Shown is posed photo of Grenfell's 2004 production of "The Laramie Project," directed by Todd Hennessey.
Shown is posed photo of Grenfell's 2004 production of "The Laramie Project," directed by Todd Hennessey.

Todd Hennessey

 

The “Laramie Project” has left an indelible mark on me.

The play premiered in 2000 and recounts how members of the Tectonic Theatre Company, out of New York, traveled to Laramie, Wyoming, to talk to members of that community about the 1998 murder of Matthew Shepherd, killed only because he was gay.

The play, a result of two years of meetings and interviewing members of the community, including the perpetrators and the family of Matthew Shepherd, is a startling piece of theatre: the members of the company play all the parts among them, trading off roles in a heartbeat and rarely leaving the stage. It is as intriguing and compelling as it is harrowing and haunting.

Having directed the play in 2004 and having delved not only into the world of the play but working with acting students to bring this horrible story to life, it has rarely left my mind. Now, 20 years after the death of Matthew Shepherd, students in our theatre program are once again preparing to bring this story back to the stage here in Corner Brook.

Discussions of “The Laramie Project” sometimes focus on the small-town location, as if bigotry and narrow-mindedness are somehow more prevalent in rural settings than in urban.
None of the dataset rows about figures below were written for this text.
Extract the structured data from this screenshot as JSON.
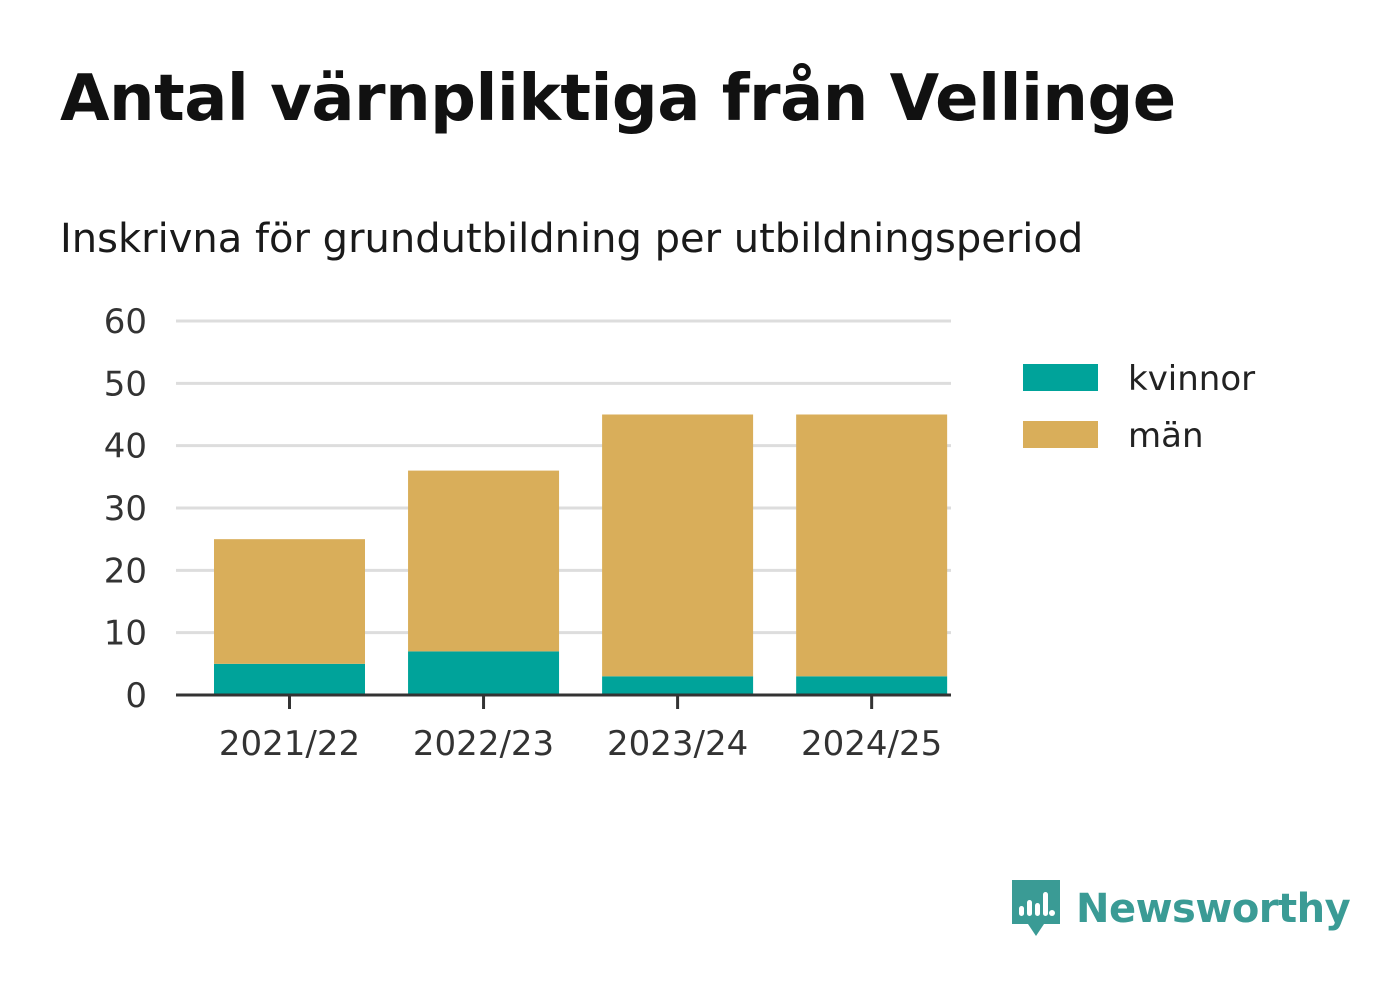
{
  "title": "Antal värnpliktiga från Vellinge",
  "subtitle": "Inskrivna för grundutbildning per utbildningsperiod",
  "brand": {
    "name": "Newsworthy",
    "icon": "newsworthy-logo-icon",
    "color": "#3a9b95"
  },
  "colors": {
    "kvinnor": "#00a39a",
    "man": "#d9ae5a",
    "grid": "#dddddd",
    "axis": "#333333"
  },
  "chart_data": {
    "type": "bar",
    "stacked": true,
    "categories": [
      "2021/22",
      "2022/23",
      "2023/24",
      "2024/25"
    ],
    "series": [
      {
        "name": "kvinnor",
        "values": [
          5,
          7,
          3,
          3
        ],
        "color": "#00a39a"
      },
      {
        "name": "män",
        "values": [
          20,
          29,
          42,
          42
        ],
        "color": "#d9ae5a"
      }
    ],
    "title": "Antal värnpliktiga från Vellinge",
    "subtitle": "Inskrivna för grundutbildning per utbildningsperiod",
    "xlabel": "",
    "ylabel": "",
    "ylim": [
      0,
      60
    ],
    "yticks": [
      0,
      10,
      20,
      30,
      40,
      50,
      60
    ],
    "grid": true,
    "legend": "right"
  }
}
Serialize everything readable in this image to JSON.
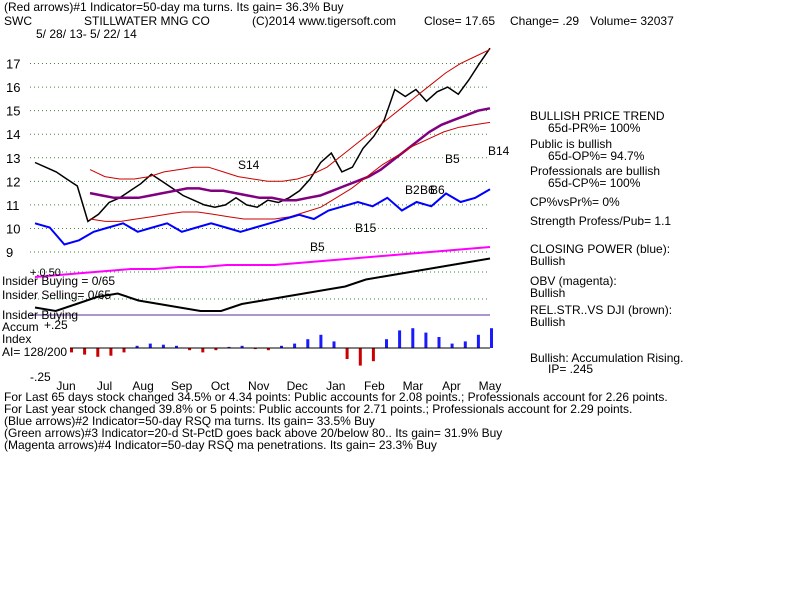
{
  "header": {
    "line1": "(Red arrows)#1 Indicator=50-day ma turns. Its gain= 36.3% Buy",
    "ticker": "SWC",
    "company": "STILLWATER MNG CO",
    "source": "(C)2014 www.tigersoft.com",
    "close": "Close= 17.65",
    "change": "Change= .29",
    "volume": "Volume= 32037",
    "date_range": "5/ 28/ 13- 5/ 22/ 14"
  },
  "chart_data": {
    "type": "line",
    "title": "STILLWATER MNG CO",
    "ylim": [
      9,
      18
    ],
    "y_ticks": [
      "9",
      "10",
      "11",
      "12",
      "13",
      "14",
      "15",
      "16",
      "17"
    ],
    "x_ticks": [
      "Jun",
      "Jul",
      "Aug",
      "Sep",
      "Oct",
      "Nov",
      "Dec",
      "Jan",
      "Feb",
      "Mar",
      "Apr",
      "May"
    ],
    "grid": true,
    "series": [
      {
        "name": "Price",
        "color": "#000000",
        "values": [
          12.8,
          12.6,
          12.4,
          12.1,
          11.8,
          10.3,
          10.6,
          11.1,
          11.3,
          11.6,
          11.9,
          12.3,
          12.0,
          11.7,
          11.4,
          11.2,
          11.0,
          10.9,
          11.0,
          11.3,
          11.0,
          10.9,
          11.2,
          11.1,
          11.3,
          11.6,
          12.1,
          12.8,
          13.2,
          12.4,
          12.6,
          13.4,
          13.9,
          14.6,
          15.9,
          15.6,
          15.9,
          15.4,
          15.8,
          16.0,
          15.7,
          16.3,
          17.0,
          17.65
        ]
      },
      {
        "name": "50-day ma",
        "color": "#800080",
        "values": [
          11.5,
          11.4,
          11.3,
          11.3,
          11.3,
          11.4,
          11.5,
          11.6,
          11.7,
          11.7,
          11.6,
          11.6,
          11.5,
          11.4,
          11.3,
          11.3,
          11.2,
          11.2,
          11.3,
          11.4,
          11.6,
          11.8,
          12.0,
          12.2,
          12.5,
          12.9,
          13.3,
          13.7,
          14.1,
          14.4,
          14.6,
          14.8,
          15.0,
          15.1
        ]
      },
      {
        "name": "Upper band",
        "color": "#cc0000",
        "values": [
          12.5,
          12.2,
          12.1,
          12.1,
          12.2,
          12.4,
          12.5,
          12.6,
          12.6,
          12.4,
          12.2,
          12.1,
          12.0,
          12.0,
          12.1,
          12.3,
          12.6,
          13.1,
          13.6,
          14.1,
          14.6,
          15.1,
          15.6,
          16.1,
          16.6,
          17.0,
          17.3,
          17.6
        ]
      },
      {
        "name": "Lower band",
        "color": "#cc0000",
        "values": [
          10.4,
          10.3,
          10.3,
          10.4,
          10.5,
          10.6,
          10.7,
          10.7,
          10.6,
          10.5,
          10.4,
          10.4,
          10.4,
          10.5,
          10.7,
          10.9,
          11.3,
          11.7,
          12.2,
          12.7,
          13.1,
          13.5,
          13.8,
          14.1,
          14.3,
          14.4,
          14.5
        ]
      }
    ],
    "signals": [
      {
        "label": "S14",
        "color": "#000000"
      },
      {
        "label": "B5",
        "color": "#000000"
      },
      {
        "label": "B15",
        "color": "#000000"
      },
      {
        "label": "B5",
        "color": "#000000"
      },
      {
        "label": "B14",
        "color": "#000000"
      },
      {
        "label": "B2",
        "color": "#000000"
      },
      {
        "label": "B6",
        "color": "#000000"
      },
      {
        "label": "B6",
        "color": "#000000"
      }
    ],
    "indicators": {
      "closing_power": {
        "name": "Closing Power",
        "color": "#0000ff",
        "values": [
          0.55,
          0.5,
          0.3,
          0.35,
          0.45,
          0.5,
          0.55,
          0.45,
          0.5,
          0.55,
          0.45,
          0.5,
          0.55,
          0.5,
          0.45,
          0.5,
          0.55,
          0.6,
          0.65,
          0.6,
          0.7,
          0.75,
          0.8,
          0.75,
          0.85,
          0.7,
          0.8,
          0.75,
          0.9,
          0.8,
          0.85,
          0.95
        ]
      },
      "obv": {
        "name": "OBV",
        "color": "#ff00ff",
        "values": [
          0.2,
          0.25,
          0.3,
          0.35,
          0.4,
          0.4,
          0.45,
          0.45,
          0.5,
          0.5,
          0.5,
          0.55,
          0.6,
          0.65,
          0.7,
          0.75,
          0.8,
          0.85,
          0.9,
          0.95
        ]
      },
      "rel_strength": {
        "name": "Rel. Str. vs DJI",
        "color": "#000000",
        "values": [
          0.25,
          0.2,
          0.3,
          0.4,
          0.45,
          0.35,
          0.3,
          0.25,
          0.2,
          0.2,
          0.3,
          0.35,
          0.4,
          0.45,
          0.5,
          0.55,
          0.65,
          0.7,
          0.75,
          0.8,
          0.85,
          0.9,
          0.95
        ]
      },
      "accum_index": {
        "name": "Accumulation Index",
        "values": [
          -0.2,
          -0.3,
          -0.4,
          -0.35,
          -0.2,
          0.1,
          0.2,
          0.15,
          0.1,
          -0.1,
          -0.2,
          -0.1,
          0.05,
          0.1,
          -0.05,
          -0.1,
          0.1,
          0.2,
          0.4,
          0.6,
          0.3,
          -0.5,
          -0.8,
          -0.6,
          0.4,
          0.8,
          0.9,
          0.7,
          0.5,
          0.2,
          0.3,
          0.6,
          0.9
        ]
      }
    }
  },
  "insider": {
    "buying": "Insider Buying = 0/65",
    "selling": "Insider Selling= 0/65",
    "buying_short": "Insider Buying",
    "accum": "Accum",
    "accum_level": "+.25",
    "index": "Index",
    "ai": "AI= 128/200",
    "minus": "-.25",
    "extra": "+.0.50"
  },
  "side_panel": {
    "bullish_trend": "BULLISH PRICE TREND",
    "pr": "65d-PR%= 100%",
    "public_bullish": "Public is bullish",
    "op": "65d-OP%= 94.7%",
    "pros_bullish": "Professionals are bullish",
    "cp": "65d-CP%= 100%",
    "cpvspr": "CP%vsPr%= 0%",
    "strength": "Strength Profess/Pub= 1.1",
    "closing_power": "CLOSING POWER (blue):",
    "closing_power_val": "Bullish",
    "obv": "OBV (magenta):",
    "obv_val": "Bullish",
    "relstr": "REL.STR..VS DJI (brown):",
    "relstr_val": "Bullish",
    "accum": "Bullish: Accumulation Rising.",
    "ip": "IP= .245"
  },
  "footer": {
    "line1": "For Last 65 days stock changed 34.5% or 4.34 points: Public accounts for 2.08 points.; Professionals account for 2.26 points.",
    "line2": "For Last year stock changed 39.8% or 5 points: Public accounts for 2.71 points.; Professionals account for 2.29 points.",
    "line3": "(Blue arrows)#2 Indicator=50-day RSQ ma turns. Its gain= 33.5% Buy",
    "line4": "(Green arrows)#3 Indicator=20-d St-PctD goes back above 20/below 80.. Its gain= 31.9% Buy",
    "line5": "(Magenta arrows)#4 Indicator=50-day RSQ ma penetrations. Its gain= 23.3% Buy"
  }
}
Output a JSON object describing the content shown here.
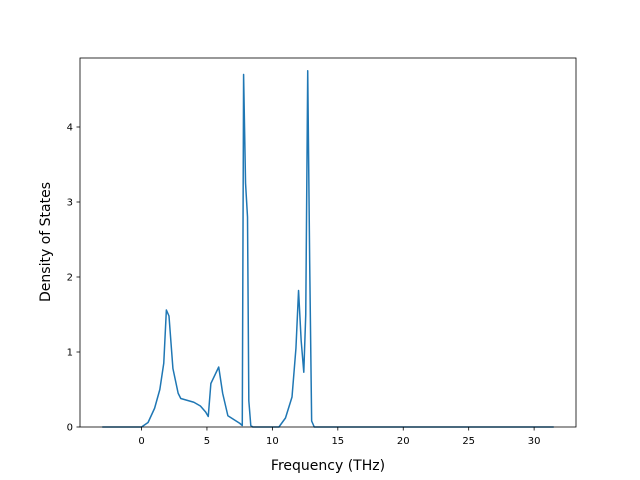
{
  "chart_data": {
    "type": "line",
    "title": "",
    "xlabel": "Frequency (THz)",
    "ylabel": "Density of States",
    "xlim": [
      -4.7,
      33.2
    ],
    "ylim": [
      0,
      4.92
    ],
    "x_ticks": [
      0,
      5,
      10,
      15,
      20,
      25,
      30
    ],
    "y_ticks": [
      0,
      1,
      2,
      3,
      4
    ],
    "grid": false,
    "legend": "none",
    "series": [
      {
        "color": "#1f77b4",
        "x": [
          -3.0,
          0.0,
          0.5,
          1.0,
          1.4,
          1.7,
          1.9,
          2.1,
          2.4,
          2.8,
          3.0,
          4.0,
          4.5,
          4.9,
          5.1,
          5.3,
          5.9,
          6.2,
          6.6,
          7.5,
          7.7,
          7.8,
          7.95,
          8.1,
          8.2,
          8.35,
          8.5,
          10.5,
          11.0,
          11.5,
          11.8,
          12.0,
          12.2,
          12.4,
          12.55,
          12.7,
          12.85,
          13.0,
          13.2,
          31.5
        ],
        "y": [
          0.0,
          0.0,
          0.06,
          0.25,
          0.5,
          0.85,
          1.56,
          1.48,
          0.78,
          0.45,
          0.38,
          0.33,
          0.28,
          0.2,
          0.14,
          0.58,
          0.8,
          0.45,
          0.15,
          0.05,
          0.02,
          4.7,
          3.25,
          2.8,
          0.35,
          0.02,
          0.0,
          0.0,
          0.12,
          0.4,
          1.05,
          1.82,
          1.15,
          0.73,
          1.5,
          4.75,
          2.2,
          0.08,
          0.0,
          0.0
        ]
      }
    ]
  }
}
This isn’t true, though perhaps news really does travel faster in smaller towns. It may also be true, despite what we tell ourselves, that smaller towns are not always friendlier, not always as inclusive or respectful of diversity as we would wish.

Twenty years after the death of Matthew Shepherd, “The Laramie Project” reminds us that we can’t take these opinions as fact, that we can’t presume that kindness and generosity and acceptance have won out.

To remember Matthew Shepherd’s death is to remind ourselves not only of the fragility of life but of its wonderful variability and diversity and to celebrate life is to celebrate all life.

“The Laramie Project” is presented by Grenfell’s Theatre Program and is on stage at the Corner Brook Arts and Culture Centre from March 7-9, at 8 p.m.

Todd Hennessey is the dean of the school of fine arts.